China’s National Bureau of Statistics released data today that shows the country’s second quarter economic growth at a year-on-year rate of 6.2 per cent - the country’s lowest in 27 years. The first quarter of 2019 fared only marginally better, at 6.4 per cent. In comparison, the average growth rate from 1980 to 2010 was 10 per cent. Most economists agree that even though a paced slowdown of the Chinese economy was expected, the trade war with the U.S. seems to have triggered a definitive slowdown.
No quick fixes . . .
There is evidence that economic difficulties may continue. For example, China’s corporate bond defaults tripled in the first quarter, Huawei is planning extensive layoffs in its subsidiaries in the U.S. in the wake of sanctions and severe restrictions for its production lines, and China’s Central Bank is already easing monetary policy to stimulate the economy. Prominent Chinese economists have called for extensive structural reforms to ease the weight of an extremely overburdened Chinese state and to attract more foreign investment.
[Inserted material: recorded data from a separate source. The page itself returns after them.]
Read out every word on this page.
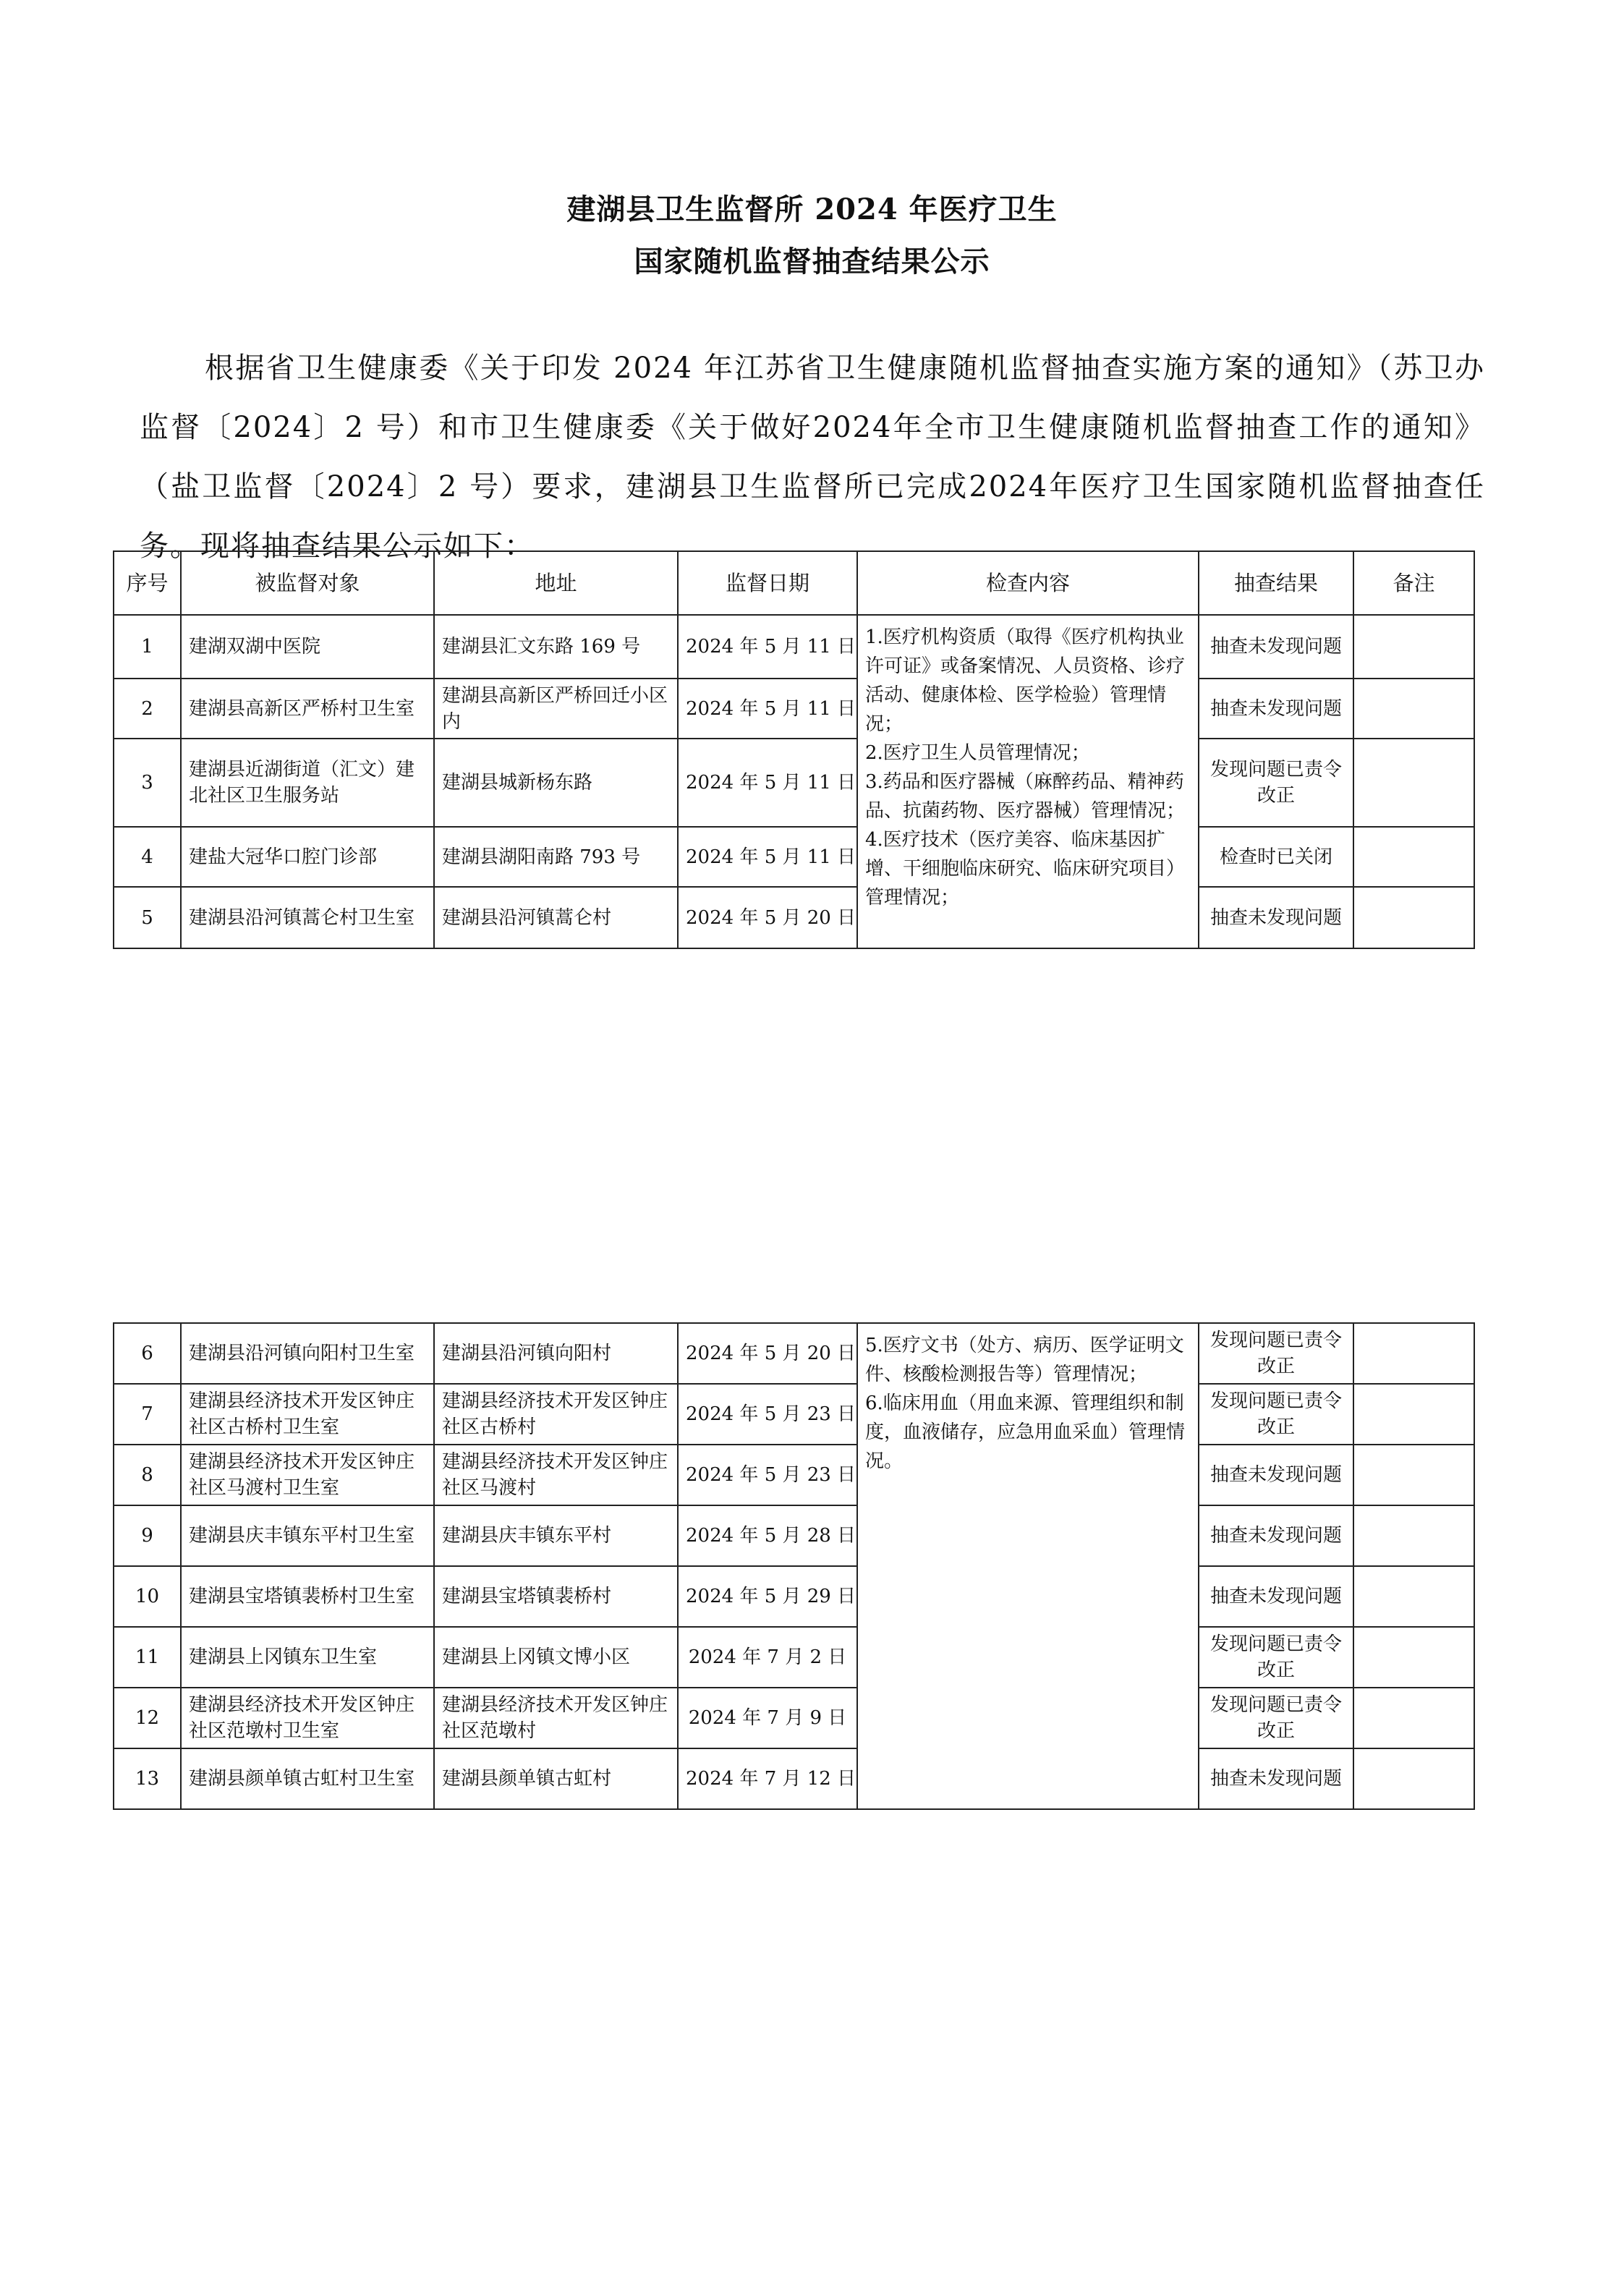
建湖县卫生监督所 2024 年医疗卫生
国家随机监督抽查结果公示
根据省卫生健康委《关于印发 2024 年江苏省卫生健康随机监督抽查实施方案的通知》（苏卫办监督〔2024〕2 号）和市卫生健康委《关于做好2024年全市卫生健康随机监督抽查工作的通知》（盐卫监督〔2024〕2 号）要求，建湖县卫生监督所已完成2024年医疗卫生国家随机监督抽查任务。现将抽查结果公示如下：
序号	被监督对象	地址	监督日期	检查内容	抽查结果	备注
1	建湖双湖中医院	建湖县汇文东路 169 号	2024 年 5 月 11 日	1.医疗机构资质（取得《医疗机构执业许可证》或备案情况、人员资格、诊疗活动、健康体检、医学检验）管理情况；
2.医疗卫生人员管理情况；
3.药品和医疗器械（麻醉药品、精神药品、抗菌药物、医疗器械）管理情况；
4.医疗技术（医疗美容、临床基因扩增、干细胞临床研究、临床研究项目）管理情况；	抽查未发现问题	
2	建湖县高新区严桥村卫生室	建湖县高新区严桥回迁小区内	2024 年 5 月 11 日		抽查未发现问题	
3	建湖县近湖街道（汇文）建北社区卫生服务站	建湖县城新杨东路	2024 年 5 月 11 日		发现问题已责令改正	
4	建盐大冠华口腔门诊部	建湖县湖阳南路 793 号	2024 年 5 月 11 日		检查时已关闭	
5	建湖县沿河镇蒿仑村卫生室	建湖县沿河镇蒿仑村	2024 年 5 月 20 日		抽查未发现问题	
6	建湖县沿河镇向阳村卫生室	建湖县沿河镇向阳村	2024 年 5 月 20 日	5.医疗文书（处方、病历、医学证明文件、核酸检测报告等）管理情况；
6.临床用血（用血来源、管理组织和制度，血液储存，应急用血采血）管理情况。	发现问题已责令改正	
7	建湖县经济技术开发区钟庄社区古桥村卫生室	建湖县经济技术开发区钟庄社区古桥村	2024 年 5 月 23 日		发现问题已责令改正	
8	建湖县经济技术开发区钟庄社区马渡村卫生室	建湖县经济技术开发区钟庄社区马渡村	2024 年 5 月 23 日		抽查未发现问题	
9	建湖县庆丰镇东平村卫生室	建湖县庆丰镇东平村	2024 年 5 月 28 日		抽查未发现问题	
10	建湖县宝塔镇裴桥村卫生室	建湖县宝塔镇裴桥村	2024 年 5 月 29 日		抽查未发现问题	
11	建湖县上冈镇东卫生室	建湖县上冈镇文博小区	2024 年 7 月 2 日		发现问题已责令改正	
12	建湖县经济技术开发区钟庄社区范墩村卫生室	建湖县经济技术开发区钟庄社区范墩村	2024 年 7 月 9 日		发现问题已责令改正	
13	建湖县颜单镇古虹村卫生室	建湖县颜单镇古虹村	2024 年 7 月 12 日		抽查未发现问题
Changing trade trajectories . . .
The U.S.-China trade war has altered trading patterns across the globe. The Association of South East Asian Nations has replaced the U.S. as China’s second-most important trading partner, after the European Union. U.S. exports to China plunged 30 per cent in the first half of 2019, while Canada’s exports to China fell by a similar percentage in the year until May. If this trade trend continues, North American exporters could face significant headwinds for years to come.